Optimal Clifford Initial States for Ising Hamiltonians
Bikrant Bhattacharyya, Gokul Subramanian Ravi
TL;DR
This work extends CAFQA-style classical bootstrapping to Transverse Field Ising Hamiltonians by reframing the Clifford-state ground-state search as a polynomial-time submodular minimization over vertex subsets: minimize $f(V)=-|E(V)|-g|V_G\setminus V|$ to obtain a Clifford initialization $|\varphi_0\rangle$ with energy $\langle\varphi_0|H|\varphi_0\rangle = -|E(V)|-g|V_G\setminus V|$. The construction leverages stabilizer theory to relate Clifford states to graph-theoretic structures, enabling an explicit Clifford state via $|\varphi\rangle = \prod_{q_j\notin V} R_Y\left(\frac{\pi}{2}\right)_j|0\rangle$. Numerical experiments across linear, fully connected, and random graphs show relative errors typically between 0% and 25%, with distinct regimes as $g\to0$ or $g\to\infty$ and transition behaviors captured by the edge function $\mathcal{E}(n)$. The framework generalizes to weighted Ising and certain Heisenberg models, highlighting a path toward efficient, principled VQE initializations on NISQ devices.

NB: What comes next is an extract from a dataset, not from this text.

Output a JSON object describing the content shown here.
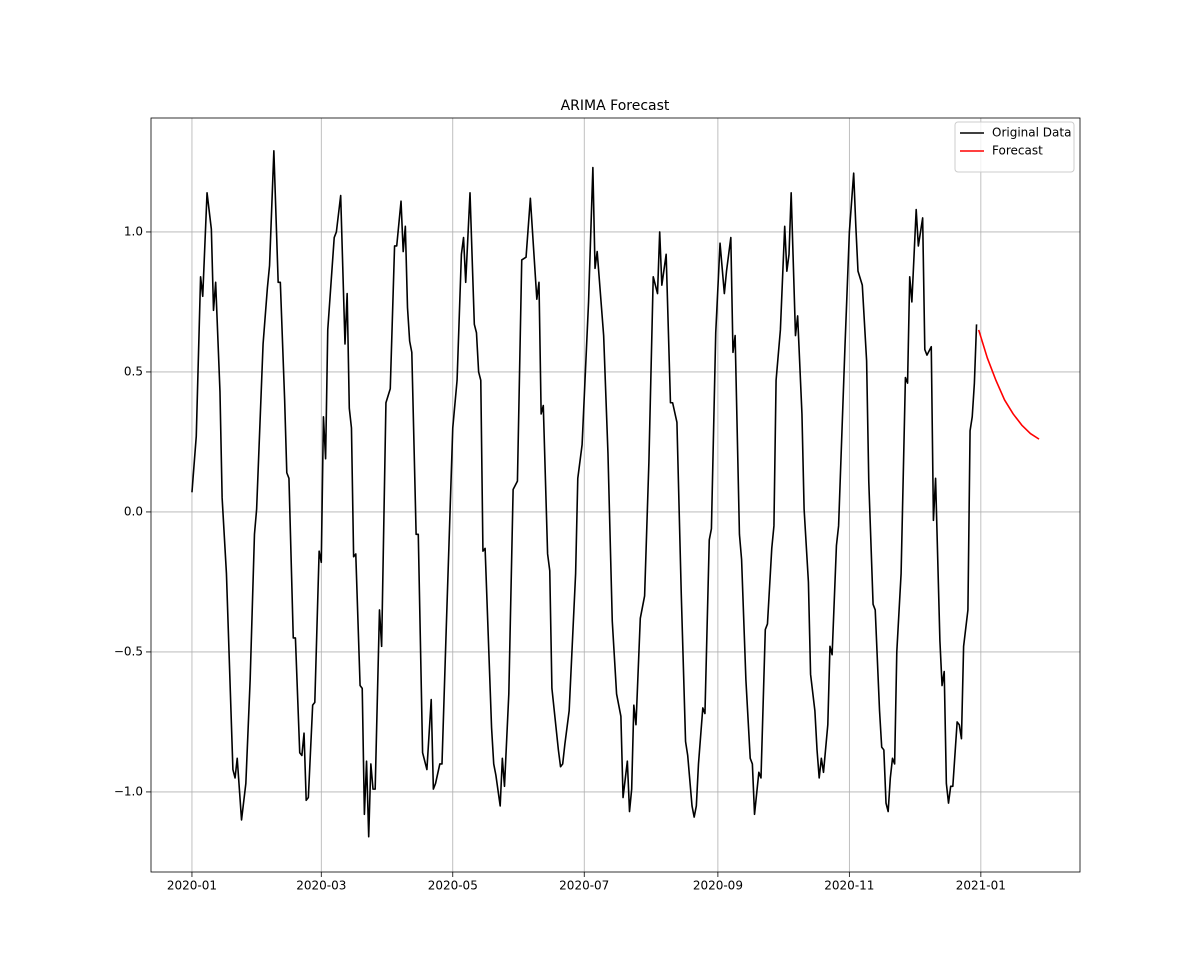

Overall, the paper provides a rigorous, scalable method to obtain high-quality Clifford initial states that can bootstrap quantum simulations for Ising-type problems.
Abstract
Evaluating quantum circuits is currently very noisy. Therefore, developing classical bootstraps that help minimize the number of times quantum circuits have to be executed on noisy quantum devices is a powerful technique for improving the practicality of Variational Quantum Algorithms. CAFQA is a previously proposed classical bootstrap for VQAs that uses an initial ansatz that reduces to Clifford operators. CAFQA has been shown to produce fairly accurate initialization for VQA applied to molecular chemistry Hamiltonians. Motivated by this result, in this paper we seek to analyze the Clifford states that optimize the cost function for a new type of Hamiltonian, namely Transverse Field Ising Hamiltonians. Our primary result connects the problem of finding the optimal CAFQA initialization to a submodular minimization problem which in turn can be solved in polynomial time.